A 3D flow separation model for open propellers with blunt trailing edge

摘要

The panel method is widely used in the design and analysis of marine propellers. However, this method cannot handle propellers with a blunt trailing edge due to a lack of proper models for the flow separation downstream. In this study, a numerical scheme, i.e., the three-dimensional flow separation model, is proposed to enable the panel method to be applied to propellers with a blunt trailing edge. In this model, the flow separation zone is represented as an extension of the trailing edge. The criteria of zero local lifts and zero local moments over the extension of all blade sections are used to establish the equations that determine the shape of the flow separation zone. Those equations are solved either by the Newton-Raphson method or as an optimization problem. A low-order panel method coupled with a boundary layer solver (the viscous/inviscid interaction method) is used to predict the pressure distributions and forces for the extended geometry.
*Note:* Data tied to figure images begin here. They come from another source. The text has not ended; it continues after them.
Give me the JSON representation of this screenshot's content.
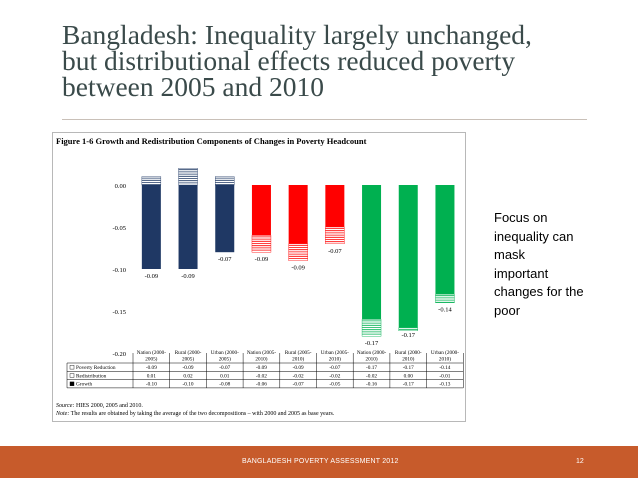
{
  "slide": {
    "title_lines": [
      "Bangladesh: Inequality largely unchanged,",
      "but distributional effects reduced poverty",
      "between 2005 and 2010"
    ],
    "side_note_lines": [
      "Focus on",
      "inequality can",
      "mask",
      "important",
      "changes for the",
      "poor"
    ],
    "footer_text": "BANGLADESH POVERTY ASSESSMENT 2012",
    "page_number": "12"
  },
  "figure": {
    "title": "Figure 1-6 Growth and Redistribution  Components of Changes in Poverty Headcount",
    "source_label": "Source:",
    "source_text": " HIES 2000, 2005 and 2010.",
    "note_label": "Note:",
    "note_text": " The results are obtained by taking the average of the two decompositions – with 2000 and 2005 as base years."
  },
  "chart_data": {
    "type": "bar",
    "categories": [
      "Nation (2000-2005)",
      "Rural (2000-2005)",
      "Urban (2000-2005)",
      "Nation (2005-2010)",
      "Rural (2005-2010)",
      "Urban (2005-2010)",
      "Nation (2000-2010)",
      "Rural (2000-2010)",
      "Urban (2000-2010)"
    ],
    "category_line1": [
      "Nation (2000-",
      "Rural (2000-",
      "Urban (2000-",
      "Nation (2005-",
      "Rural (2005-",
      "Urban (2005-",
      "Nation (2000-",
      "Rural (2000-",
      "Urban (2000-"
    ],
    "category_line2": [
      "2005)",
      "2005)",
      "2005)",
      "2010)",
      "2010)",
      "2010)",
      "2010)",
      "2010)",
      "2010)"
    ],
    "period_colors": [
      "#1f3864",
      "#1f3864",
      "#1f3864",
      "#ff0000",
      "#ff0000",
      "#ff0000",
      "#00b050",
      "#00b050",
      "#00b050"
    ],
    "series": [
      {
        "name": "Poverty Reduction",
        "values": [
          -0.09,
          -0.09,
          -0.07,
          -0.09,
          -0.09,
          -0.07,
          -0.17,
          -0.17,
          -0.14
        ]
      },
      {
        "name": "Redistribution",
        "values": [
          0.01,
          0.02,
          0.01,
          -0.02,
          -0.02,
          -0.02,
          -0.02,
          0.0,
          -0.01
        ]
      },
      {
        "name": "Growth",
        "values": [
          -0.1,
          -0.1,
          -0.08,
          -0.06,
          -0.07,
          -0.05,
          -0.16,
          -0.17,
          -0.13
        ]
      }
    ],
    "table_rows": [
      {
        "label": "Poverty Reduction",
        "cells": [
          "-0.09",
          "-0.09",
          "-0.07",
          "-0.09",
          "-0.09",
          "-0.07",
          "-0.17",
          "-0.17",
          "-0.14"
        ]
      },
      {
        "label": "Redistribution",
        "cells": [
          "0.01",
          "0.02",
          "0.01",
          "-0.02",
          "-0.02",
          "-0.02",
          "-0.02",
          "0.00",
          "-0.01"
        ]
      },
      {
        "label": "Growth",
        "cells": [
          "-0.10",
          "-0.10",
          "-0.08",
          "-0.06",
          "-0.07",
          "-0.05",
          "-0.16",
          "-0.17",
          "-0.13"
        ]
      }
    ],
    "data_labels": [
      "-0.09",
      "-0.09",
      "-0.07",
      "-0.09",
      "-0.09",
      "-0.07",
      "-0.17",
      "-0.17",
      "-0.14"
    ],
    "yticks": [
      "0.00",
      "-0.05",
      "-0.10",
      "-0.15",
      "-0.20"
    ],
    "ylim": [
      -0.2,
      0.0
    ],
    "grid": false,
    "legend": "table-below"
  }
}
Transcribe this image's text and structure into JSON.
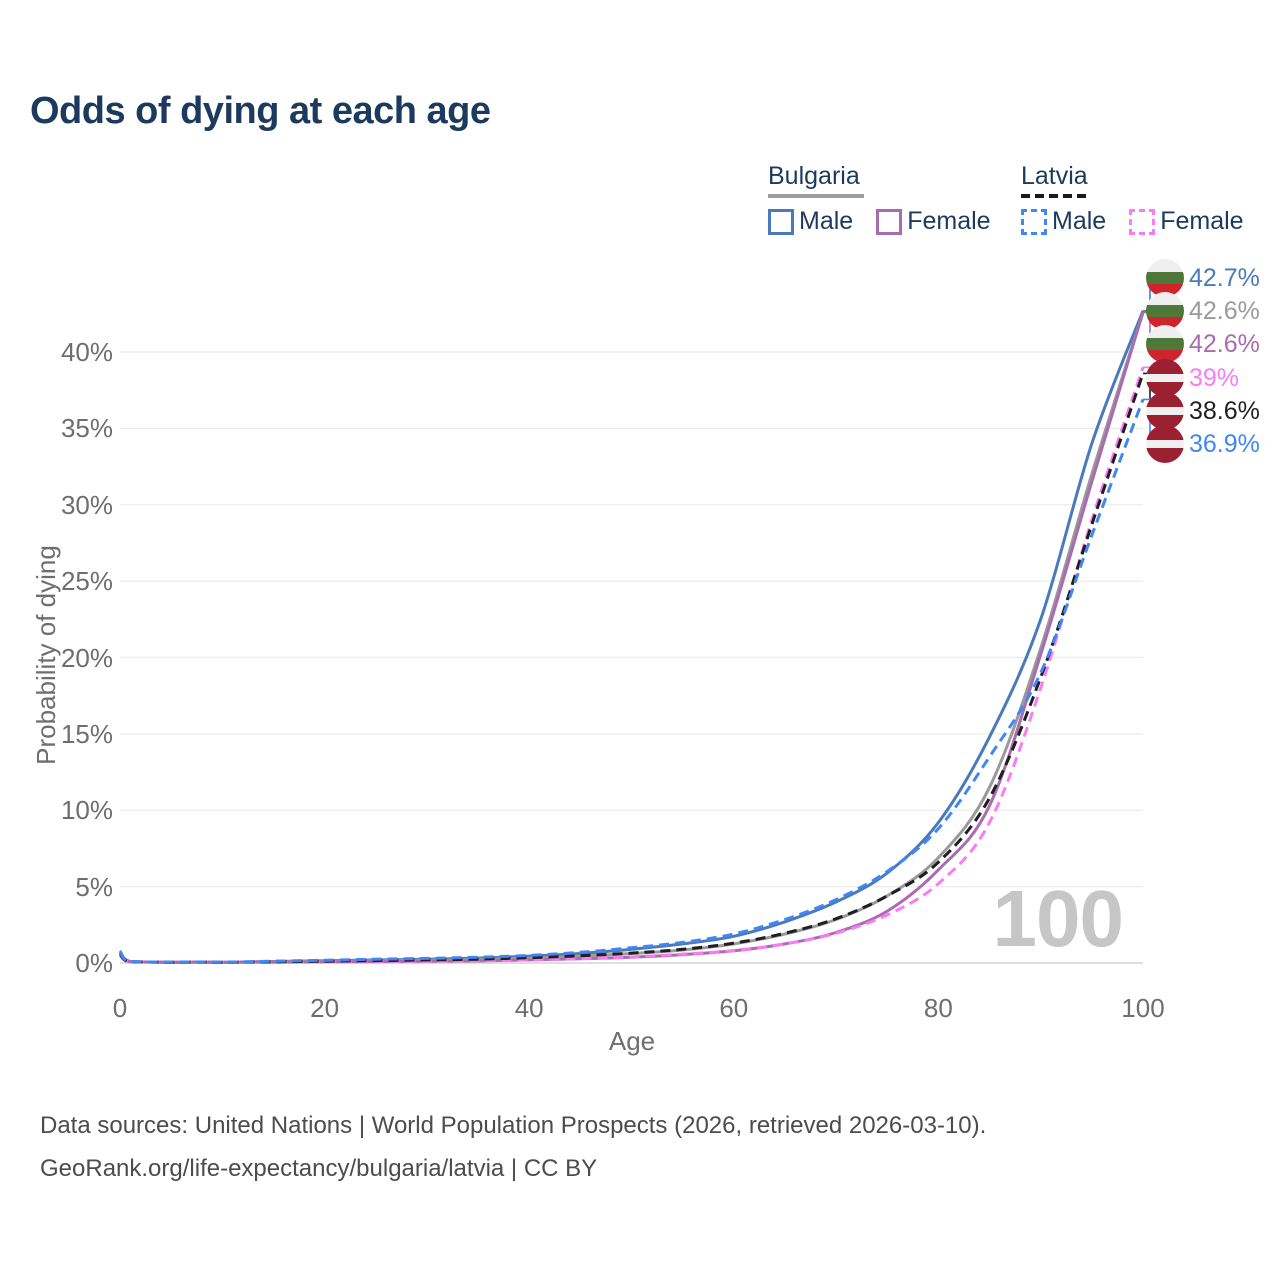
{
  "title": "Odds of dying at each age",
  "watermark": "100",
  "colors": {
    "title": "#1c3a5e",
    "legend_text": "#1d3a5e",
    "axis_text": "#6e6e6e",
    "grid": "#ececec",
    "axis_line": "#c9c9c9",
    "watermark": "#c6c6c6",
    "footer": "#4c4c4c"
  },
  "legend": {
    "groups": [
      {
        "label": "Bulgaria",
        "rule_style": "solid",
        "rule_color": "#9e9e9e",
        "items": [
          {
            "label": "Male",
            "color": "#4a7ab9",
            "dashed": false
          },
          {
            "label": "Female",
            "color": "#a96cb0",
            "dashed": false
          }
        ]
      },
      {
        "label": "Latvia",
        "rule_style": "dashed",
        "rule_color": "#1a1a1a",
        "items": [
          {
            "label": "Male",
            "color": "#4286f5",
            "dashed": true
          },
          {
            "label": "Female",
            "color": "#fa7cf5",
            "dashed": true
          }
        ]
      }
    ]
  },
  "chart_data": {
    "type": "line",
    "title": "Odds of dying at each age",
    "xlabel": "Age",
    "ylabel": "Probability of dying",
    "xlim": [
      0,
      100
    ],
    "ylim": [
      0,
      44
    ],
    "grid": "horizontal",
    "legend_position": "top-right",
    "x_ticks": [
      {
        "value": 0,
        "label": "0"
      },
      {
        "value": 20,
        "label": "20"
      },
      {
        "value": 40,
        "label": "40"
      },
      {
        "value": 60,
        "label": "60"
      },
      {
        "value": 80,
        "label": "80"
      },
      {
        "value": 100,
        "label": "100"
      }
    ],
    "y_ticks": [
      {
        "value": 0,
        "label": "0%"
      },
      {
        "value": 5,
        "label": "5%"
      },
      {
        "value": 10,
        "label": "10%"
      },
      {
        "value": 15,
        "label": "15%"
      },
      {
        "value": 20,
        "label": "20%"
      },
      {
        "value": 25,
        "label": "25%"
      },
      {
        "value": 30,
        "label": "30%"
      },
      {
        "value": 35,
        "label": "35%"
      },
      {
        "value": 40,
        "label": "40%"
      }
    ],
    "ages": [
      0,
      1,
      5,
      10,
      15,
      20,
      25,
      30,
      35,
      40,
      45,
      50,
      55,
      60,
      65,
      70,
      75,
      80,
      85,
      90,
      95,
      100
    ],
    "series": [
      {
        "name": "Bulgaria Male",
        "country": "Bulgaria",
        "sex": "Male",
        "color": "#4a7ab9",
        "dashed": false,
        "flag": "bulgaria",
        "end_label": "42.7%",
        "values": [
          0.8,
          0.1,
          0.05,
          0.05,
          0.1,
          0.15,
          0.2,
          0.25,
          0.32,
          0.45,
          0.62,
          0.9,
          1.25,
          1.75,
          2.7,
          4.0,
          5.9,
          9.2,
          14.8,
          22.5,
          34.0,
          42.7
        ]
      },
      {
        "name": "Bulgaria",
        "country": "Bulgaria",
        "sex": "Both",
        "color": "#9a9a9a",
        "dashed": false,
        "flag": "bulgaria",
        "end_label": "42.6%",
        "values": [
          0.75,
          0.09,
          0.04,
          0.04,
          0.08,
          0.12,
          0.15,
          0.18,
          0.23,
          0.32,
          0.45,
          0.62,
          0.85,
          1.25,
          1.9,
          2.85,
          4.4,
          6.9,
          11.5,
          20.6,
          32.0,
          42.6
        ]
      },
      {
        "name": "Bulgaria Female",
        "country": "Bulgaria",
        "sex": "Female",
        "color": "#a96cb0",
        "dashed": false,
        "flag": "bulgaria",
        "end_label": "42.6%",
        "values": [
          0.65,
          0.08,
          0.03,
          0.03,
          0.05,
          0.07,
          0.09,
          0.11,
          0.14,
          0.2,
          0.28,
          0.38,
          0.55,
          0.8,
          1.25,
          2.0,
          3.4,
          6.1,
          10.3,
          20.2,
          31.5,
          42.6
        ]
      },
      {
        "name": "Latvia Female",
        "country": "Latvia",
        "sex": "Female",
        "color": "#fa7cf5",
        "dashed": true,
        "flag": "latvia",
        "end_label": "39%",
        "values": [
          0.5,
          0.06,
          0.03,
          0.03,
          0.05,
          0.07,
          0.09,
          0.12,
          0.15,
          0.21,
          0.29,
          0.4,
          0.58,
          0.82,
          1.25,
          1.95,
          3.15,
          5.2,
          9.2,
          18.0,
          29.0,
          39.0
        ]
      },
      {
        "name": "Latvia",
        "country": "Latvia",
        "sex": "Both",
        "color": "#1f1f1f",
        "dashed": true,
        "flag": "latvia",
        "end_label": "38.6%",
        "values": [
          0.6,
          0.08,
          0.04,
          0.04,
          0.08,
          0.12,
          0.16,
          0.2,
          0.25,
          0.35,
          0.48,
          0.65,
          0.9,
          1.3,
          1.95,
          2.9,
          4.4,
          6.6,
          10.8,
          18.7,
          28.7,
          38.6
        ]
      },
      {
        "name": "Latvia Male",
        "country": "Latvia",
        "sex": "Male",
        "color": "#4286f5",
        "dashed": true,
        "flag": "latvia",
        "end_label": "36.9%",
        "values": [
          0.7,
          0.09,
          0.05,
          0.05,
          0.12,
          0.18,
          0.25,
          0.3,
          0.38,
          0.5,
          0.7,
          1.0,
          1.35,
          1.9,
          2.85,
          4.15,
          6.0,
          8.8,
          13.5,
          19.0,
          28.0,
          36.9
        ]
      }
    ]
  },
  "flags": {
    "bulgaria": {
      "stripes": [
        "#efefef",
        "#4e7837",
        "#d0242d"
      ],
      "heights": [
        13,
        12,
        13
      ]
    },
    "latvia": {
      "stripes": [
        "#9b2032",
        "#f0f0f0",
        "#9b2032"
      ],
      "heights": [
        15,
        8,
        15
      ]
    }
  },
  "footer": {
    "line1": "Data sources: United Nations | World Population Prospects (2026, retrieved 2026-03-10).",
    "line2": "GeoRank.org/life-expectancy/bulgaria/latvia | CC BY"
  }
}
To validate this model, the pressure distributions of the propeller blade are compared with those from solving the Reynolds-Averaged Navier-Stokes equations. The predicted open water characteristics of a controllable pitch propeller are compared with the experimental measurements at a wide range of advance ratios with different pitches. This model requires much less computational effort while preserving high accuracy, and thus can be used reliably in designing and analyzing propellers with a blunt trailing edge.